On the downside, Durango’s price plans are not disclosed to the general public on its site, which may be inconvenient. This lack of pricing transparency is characteristic of the sector in general. However, rather than trying to sell you an exorbitant equipment lease, Durango sells terminals, PIN chips, and mobile credit card swipers directly on its website, and its transactions interface is a patented product. Many other high-risk businesses are renowned for charging monthly gateway fees and offering card readers. Still, Durango lets new debt collectors prepare themselves for reasonable success by selling their technology online.
Pros
- Excellent assistance for businesses that have a high rate of chargebacks
- Credit card terminals and payment gateways are available for purchase directly from the manufacturer
- Strong anti-fraud safeguards
Cons
- There are no pricing disclosures public online
Tips for Getting Your Debt Collection Agencies Approved
Website security
If you want to handle as many electronic purchases as possible, your company’s website must be operational and accessible 24 hours a day, seven days a week. This is especially true for debt collectors that employ a payment system and online portal to receive customer payments. Your website should also follow Visa and Mastercard laws for the debt collection sector.
Licensing
While some jurisdictions merely need new collection agencies to register, others may require your company to obtain a collection company license. Check your state’s legal requirements for starting a debt collector and get registered and bonded as soon as feasible if necessary.
Business Insurance
Every jurisdiction has its own set of rules that new companies must follow. Collection agencies are not immune from this rule, and they should obtain commercial insurance and even a surety bond following the regulations of the jurisdiction in which they function.

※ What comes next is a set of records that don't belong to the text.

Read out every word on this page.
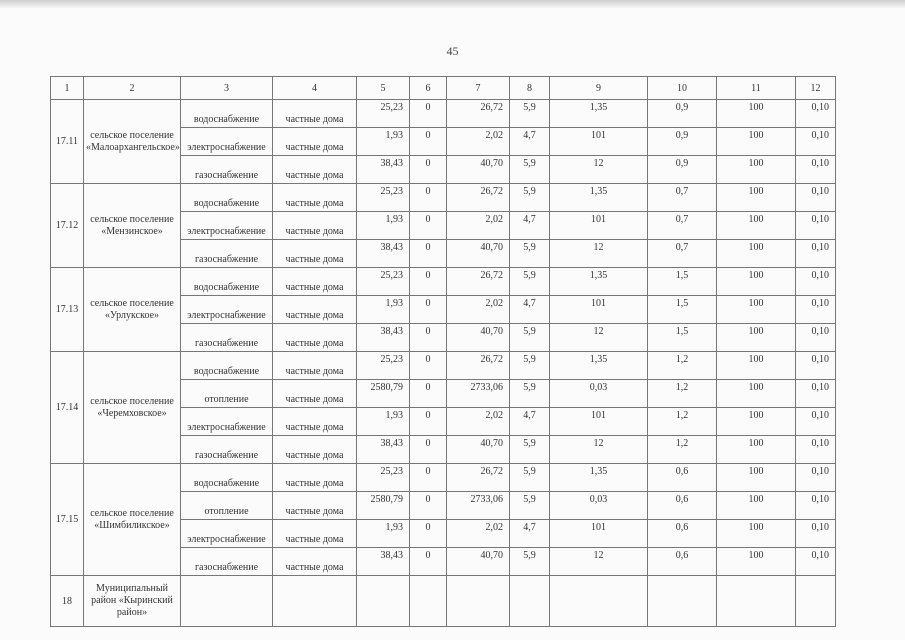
45
1	2	3	4	5	6	7	8	9	10	11	12
17.11	сельское поселение «Малоархангельское»	водоснабжение	частные дома	25,23	0	26,72	5,9	1,35	0,9	100	0,10
		электроснабжение	частные дома	1,93	0	2,02	4,7	101	0,9	100	0,10
		газоснабжение	частные дома	38,43	0	40,70	5,9	12	0,9	100	0,10
17.12	сельское поселение «Мензинское»	водоснабжение	частные дома	25,23	0	26,72	5,9	1,35	0,7	100	0,10
		электроснабжение	частные дома	1,93	0	2,02	4,7	101	0,7	100	0,10
		газоснабжение	частные дома	38,43	0	40,70	5,9	12	0,7	100	0,10
17.13	сельское поселение «Урлукское»	водоснабжение	частные дома	25,23	0	26,72	5,9	1,35	1,5	100	0,10
		электроснабжение	частные дома	1,93	0	2,02	4,7	101	1,5	100	0,10
		газоснабжение	частные дома	38,43	0	40,70	5,9	12	1,5	100	0,10
17.14	сельское поселение «Черемховское»	водоснабжение	частные дома	25,23	0	26,72	5,9	1,35	1,2	100	0,10
		отопление	частные дома	2580,79	0	2733,06	5,9	0,03	1,2	100	0,10
		электроснабжение	частные дома	1,93	0	2,02	4,7	101	1,2	100	0,10
		газоснабжение	частные дома	38,43	0	40,70	5,9	12	1,2	100	0,10
17.15	сельское поселение «Шимбиликское»	водоснабжение	частные дома	25,23	0	26,72	5,9	1,35	0,6	100	0,10
		отопление	частные дома	2580,79	0	2733,06	5,9	0,03	0,6	100	0,10
		электроснабжение	частные дома	1,93	0	2,02	4,7	101	0,6	100	0,10
		газоснабжение	частные дома	38,43	0	40,70	5,9	12	0,6	100	0,10
18	Муниципальный район «Кыринский район»										
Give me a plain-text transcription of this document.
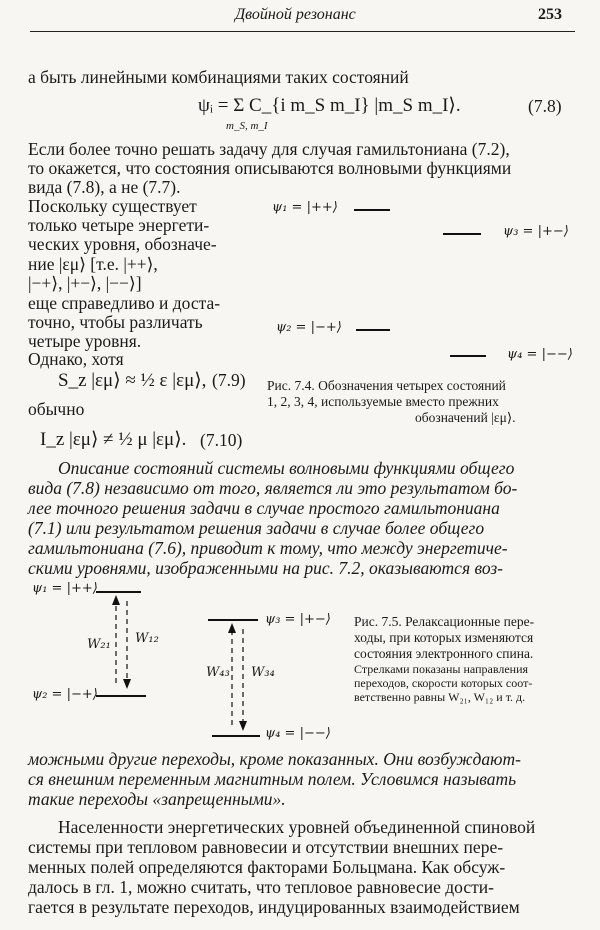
Двойной резонанс	253
а быть линейными комбинациями таких состояний
ψᵢ = Σ C_{i m_S m_I} |m_S m_I⟩.
m_S, m_I
(7.8)
Если более точно решать задачу для случая гамильтониана (7.2),
то окажется, что состояния описываются волновыми функциями
вида (7.8), а не (7.7).
Поскольку существует
только четыре энергети-
ческих уровня, обозначе-
ние |εμ⟩ [т.е. |++⟩,
|−+⟩, |+−⟩, |−−⟩]
еще справедливо и доста-
точно, чтобы различать
четыре уровня.
Однако, хотя
S_z |εμ⟩ ≈ ½ ε |εμ⟩, (7.9)
обычно
I_z |εμ⟩ ≠ ½ μ |εμ⟩. (7.10)
ψ₁ = |++⟩
ψ₃ = |+−⟩
ψ₂ = |−+⟩
ψ₄ = |−−⟩
Рис. 7.4. Обозначения четырех состояний
1, 2, 3, 4, используемые вместо прежних
обозначений |εμ⟩.
Описание состояний системы волновыми функциями общего
вида (7.8) независимо от того, является ли это результатом бо-
лее точного решения задачи в случае простого гамильтониана
(7.1) или результатом решения задачи в случае более общего
гамильтониана (7.6), приводит к тому, что между энергетиче-
скими уровнями, изображенными на рис. 7.2, оказываются воз-
ψ₁ = |++⟩
ψ₂ = |−+⟩
W₂₁ W₁₂
ψ₃ = |+−⟩
W₄₃ W₃₄
ψ₄ = |−−⟩
Рис. 7.5. Релаксационные пере-
ходы, при которых изменяются
состояния электронного спина.
Стрелками показаны направления
переходов, скорости которых соот-
ветственно равны W₂₁, W₁₂ и т. д.
можными другие переходы, кроме показанных. Они возбуждают-
ся внешним переменным магнитным полем. Условимся называть
такие переходы «запрещенными».
Населенности энергетических уровней объединенной спиновой
системы при тепловом равновесии и отсутствии внешних пере-
менных полей определяются факторами Больцмана. Как обсуж-
далось в гл. 1, можно считать, что тепловое равновесие дости-
гается в результате переходов, индуцированных взаимодействием
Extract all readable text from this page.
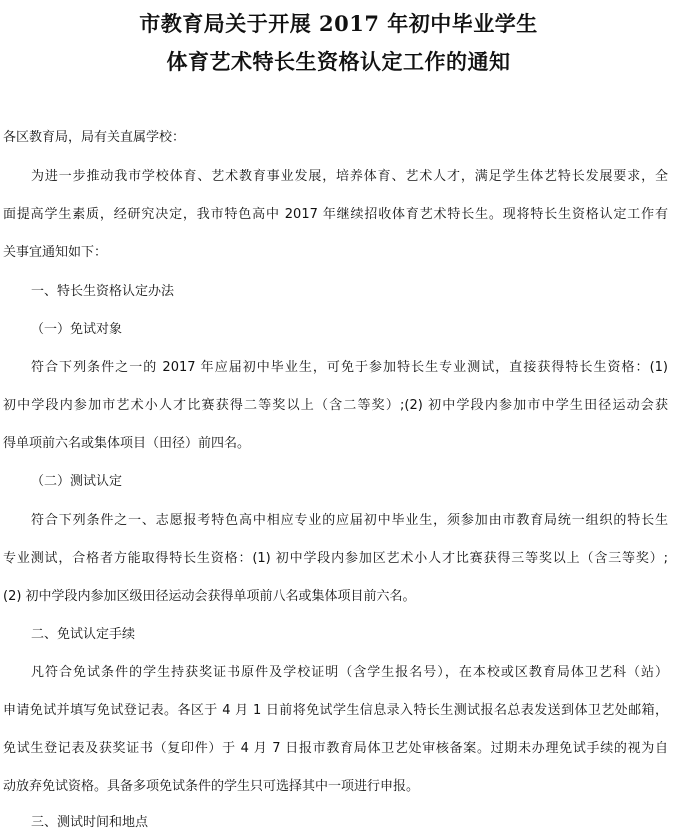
市教育局关于开展 2017 年初中毕业学生
体育艺术特长生资格认定工作的通知
各区教育局，局有关直属学校：
为进一步推动我市学校体育、艺术教育事业发展，培养体育、艺术人才，满足学生体艺特长发展要求，全
面提高学生素质，经研究决定，我市特色高中 2017 年继续招收体育艺术特长生。现将特长生资格认定工作有
关事宜通知如下：
一、特长生资格认定办法
（一）免试对象
符合下列条件之一的 2017 年应届初中毕业生，可免于参加特长生专业测试，直接获得特长生资格：(1)
初中学段内参加市艺术小人才比赛获得二等奖以上（含二等奖）;(2) 初中学段内参加市中学生田径运动会获
得单项前六名或集体项目（田径）前四名。
（二）测试认定
符合下列条件之一、志愿报考特色高中相应专业的应届初中毕业生，须参加由市教育局统一组织的特长生
专业测试，合格者方能取得特长生资格：(1) 初中学段内参加区艺术小人才比赛获得三等奖以上（含三等奖）;
(2) 初中学段内参加区级田径运动会获得单项前八名或集体项目前六名。
二、免试认定手续
凡符合免试条件的学生持获奖证书原件及学校证明（含学生报名号），在本校或区教育局体卫艺科（站）
申请免试并填写免试登记表。各区于 4 月 1 日前将免试学生信息录入特长生测试报名总表发送到体卫艺处邮箱，
免试生登记表及获奖证书（复印件）于 4 月 7 日报市教育局体卫艺处审核备案。过期未办理免试手续的视为自
动放弃免试资格。具备多项免试条件的学生只可选择其中一项进行申报。
三、测试时间和地点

Collection agency operators should also consider the many kinds of professional insurance coverage available to safeguard their company from litigation and negligence claims typical in their sector.
Chargeback ratio
If you are interested in applying for a receivables processing credit card account, you must provide proof of your company’s chargeback percentage. Although associated with a higher, we advise that you have a chargeback percentage of less than 1% in the past. A low chargeback ratio reassures merchant acquirer banks that your company’s income stream will not be disrupted frequently due to an excess of false chargebacks or chargebacks linked to cheques written with insufficient cash.
Conclusion
Business owners starting new debt collectors or expanding existing ones need business account providers that reduce the stresses that arrive with the debt recovery industry rather than exacerbate them. This is because the debt collection sector is already known for its high-stress levels.
Getting your debt collector off the ground is fraught with obstacles. These obstacles come from regulatory requirements, a complex and sometimes negative industry reputation, and the possibility that your company’s revenue will be disrupted at some point.
Because of this, it only makes sense that the leading suppliers of merchant accounts for collection agencies offer processing choices for various sorts of payments as well as a dependable system to combat chargebacks and fraud.